É por isto que as pessoas continuam a voltar. Muitas pessoas. Para se ter uma ideia, passavam cinco minutos da uma da tarde quando cheguei ao restaurante, segunda-feira de fins de Julho, e já algumas mesas iniciavam o segundo turno. É este o tamanho do sucesso do Dona Bia. E não é de agora.

A casa abriu em 1985 e tem uma história curiosa e complexa. A Dona Bia é Maria de Jesus, a proprietária. Segundo contou o jornalista Marco Alves na revista Sábado, Maria de Jesus afastou-se do restaurante em 1988, arrendando-o primeiro a dois sócios e, depois, em 1992, a Paula Morgado, então sua amiga, por cerca de 500€ mensais. Desde então, Maria de Jesus dedicou-se a trabalhar nas limpezas.

Foi Paula Morgado que tornou o Dona Bia naquilo que ele é hoje, um clássico da Comporta, ou melhor, da Torre, ali ao lado.

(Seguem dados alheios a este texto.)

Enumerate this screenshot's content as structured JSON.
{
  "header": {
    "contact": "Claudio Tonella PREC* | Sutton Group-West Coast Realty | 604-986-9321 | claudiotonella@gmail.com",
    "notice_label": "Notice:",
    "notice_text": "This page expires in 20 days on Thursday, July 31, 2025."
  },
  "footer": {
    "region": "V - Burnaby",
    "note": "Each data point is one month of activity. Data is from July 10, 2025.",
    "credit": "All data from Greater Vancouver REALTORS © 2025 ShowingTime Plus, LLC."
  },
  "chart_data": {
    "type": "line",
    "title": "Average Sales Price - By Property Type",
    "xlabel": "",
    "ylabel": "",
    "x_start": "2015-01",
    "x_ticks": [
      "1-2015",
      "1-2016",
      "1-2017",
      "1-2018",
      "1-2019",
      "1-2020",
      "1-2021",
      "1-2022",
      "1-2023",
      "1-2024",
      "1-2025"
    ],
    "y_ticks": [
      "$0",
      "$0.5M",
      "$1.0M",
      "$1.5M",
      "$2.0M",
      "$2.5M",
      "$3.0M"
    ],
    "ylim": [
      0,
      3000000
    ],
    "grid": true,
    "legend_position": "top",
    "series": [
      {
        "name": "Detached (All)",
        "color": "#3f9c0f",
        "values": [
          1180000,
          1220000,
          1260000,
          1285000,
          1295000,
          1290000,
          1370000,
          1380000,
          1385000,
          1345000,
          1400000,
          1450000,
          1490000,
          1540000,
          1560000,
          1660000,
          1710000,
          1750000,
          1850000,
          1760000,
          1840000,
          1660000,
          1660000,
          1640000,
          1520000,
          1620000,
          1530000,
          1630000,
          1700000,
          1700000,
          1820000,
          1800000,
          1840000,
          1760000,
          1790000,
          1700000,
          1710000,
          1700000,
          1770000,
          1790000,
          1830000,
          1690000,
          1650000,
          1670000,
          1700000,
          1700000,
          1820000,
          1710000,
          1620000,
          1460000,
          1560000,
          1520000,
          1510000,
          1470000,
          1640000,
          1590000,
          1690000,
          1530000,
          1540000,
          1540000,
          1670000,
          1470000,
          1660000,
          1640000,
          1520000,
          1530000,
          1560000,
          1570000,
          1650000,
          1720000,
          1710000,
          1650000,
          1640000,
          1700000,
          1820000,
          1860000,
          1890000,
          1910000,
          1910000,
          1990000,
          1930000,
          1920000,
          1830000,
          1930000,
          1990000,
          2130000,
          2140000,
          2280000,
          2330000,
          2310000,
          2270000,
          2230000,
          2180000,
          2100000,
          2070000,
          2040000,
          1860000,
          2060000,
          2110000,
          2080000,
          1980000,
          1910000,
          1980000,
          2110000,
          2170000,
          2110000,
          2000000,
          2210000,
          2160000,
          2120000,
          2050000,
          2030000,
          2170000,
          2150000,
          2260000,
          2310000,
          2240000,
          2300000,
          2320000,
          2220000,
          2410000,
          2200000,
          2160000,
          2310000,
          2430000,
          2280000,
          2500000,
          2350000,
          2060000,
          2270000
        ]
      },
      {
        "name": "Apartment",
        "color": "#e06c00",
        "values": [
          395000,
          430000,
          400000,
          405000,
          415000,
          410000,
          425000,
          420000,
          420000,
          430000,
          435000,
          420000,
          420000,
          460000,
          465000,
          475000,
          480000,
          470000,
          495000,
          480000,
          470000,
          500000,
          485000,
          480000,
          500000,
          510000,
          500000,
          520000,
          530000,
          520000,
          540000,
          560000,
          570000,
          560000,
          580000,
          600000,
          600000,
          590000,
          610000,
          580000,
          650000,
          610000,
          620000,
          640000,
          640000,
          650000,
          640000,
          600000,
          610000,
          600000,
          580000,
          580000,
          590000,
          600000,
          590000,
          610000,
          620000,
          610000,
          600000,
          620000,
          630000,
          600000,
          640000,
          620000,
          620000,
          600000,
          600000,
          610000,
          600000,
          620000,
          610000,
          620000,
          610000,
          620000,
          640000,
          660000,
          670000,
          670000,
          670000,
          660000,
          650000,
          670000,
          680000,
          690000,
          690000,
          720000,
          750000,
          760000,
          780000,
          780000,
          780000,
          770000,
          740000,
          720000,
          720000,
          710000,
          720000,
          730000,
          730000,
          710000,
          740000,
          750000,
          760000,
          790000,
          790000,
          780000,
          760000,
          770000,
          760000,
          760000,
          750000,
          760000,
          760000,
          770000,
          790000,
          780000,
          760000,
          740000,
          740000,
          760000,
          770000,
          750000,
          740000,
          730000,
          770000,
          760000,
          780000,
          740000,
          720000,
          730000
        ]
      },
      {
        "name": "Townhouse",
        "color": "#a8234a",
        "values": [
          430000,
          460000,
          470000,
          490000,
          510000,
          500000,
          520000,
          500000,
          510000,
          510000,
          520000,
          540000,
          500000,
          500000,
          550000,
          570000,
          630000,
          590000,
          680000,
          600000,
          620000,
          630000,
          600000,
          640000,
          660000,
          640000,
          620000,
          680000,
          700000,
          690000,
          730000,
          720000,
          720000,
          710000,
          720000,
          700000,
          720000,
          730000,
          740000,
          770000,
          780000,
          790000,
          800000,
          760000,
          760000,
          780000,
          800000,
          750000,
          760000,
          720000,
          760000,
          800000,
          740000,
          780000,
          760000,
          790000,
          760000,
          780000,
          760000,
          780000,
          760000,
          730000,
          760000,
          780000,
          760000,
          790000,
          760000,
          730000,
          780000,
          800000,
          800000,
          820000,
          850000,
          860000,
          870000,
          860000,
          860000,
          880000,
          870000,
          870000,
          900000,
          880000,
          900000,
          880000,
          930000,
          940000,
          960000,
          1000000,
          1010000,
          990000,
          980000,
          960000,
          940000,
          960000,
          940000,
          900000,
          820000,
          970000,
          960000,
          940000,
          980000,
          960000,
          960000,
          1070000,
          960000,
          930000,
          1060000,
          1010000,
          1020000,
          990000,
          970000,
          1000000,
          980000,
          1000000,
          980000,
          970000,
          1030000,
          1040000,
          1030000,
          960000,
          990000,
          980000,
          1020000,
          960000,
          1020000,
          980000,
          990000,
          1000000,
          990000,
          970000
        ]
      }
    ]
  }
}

Mas nem tudo terá sido do agrado da senhoria, incluindo um avançado, alegadamente construído sem a autorização da proprietária, em 2017. O caldo entornou-se e daqui nasceu um processo em tribunal.

Enfim, com ou sem litigância, para quem se senta à mesa tudo parece na mesma. Já não vinha ao Dona Bia há quatro anos, mas o essencial está lá. E o essencial são peixes e mariscos frescos e boas arrozadas marinhas.

A terminar, o tendão de Aquiles do Dona Bia: as sobremesas. Veio um doce dulcíssimo com uma mousse fraca no topo; e o chamado doce da casa, por vezes conhecido por serradura, era basicamente leite condensado com bolacha Maria partida atirada lá para dentro – o achincalhamento de um clássico. Poucochinho.

Fora isto, a carta tem muito por onde se escolher, muito mais do que um humano pode comer, ainda que alguns pratos interessantes faltassem. A vitrina de peixe é de qualidade, quase tudo fresco e de mar. E há ainda a secção de mariscos, onde se incluem: massinhas de garoupa e camarão; a célebre canja de garoupa com espinafres e amêijoas; e três esparguetes: um com amêijoas, outro com carabineiros, outro com camarão e amêijoas.

O preço não é barato. Com astúcia, podemos comer bem por 25€, mas se quisermos estar à vontade na proteína e partilhar uma garrafa de Cavalo Maluco (Herdade do Portocarro) facilmente chegamos aos 50€ por cabeça.

Uns acharão muito, outros justo. Uma coisa é certa: Bulhão Pato sairia contente.

EN 261, Torre, Comporta, Grândola, 7570. 265 497 557. Qua-Seg 12.15-16.00, 19.30-22.30.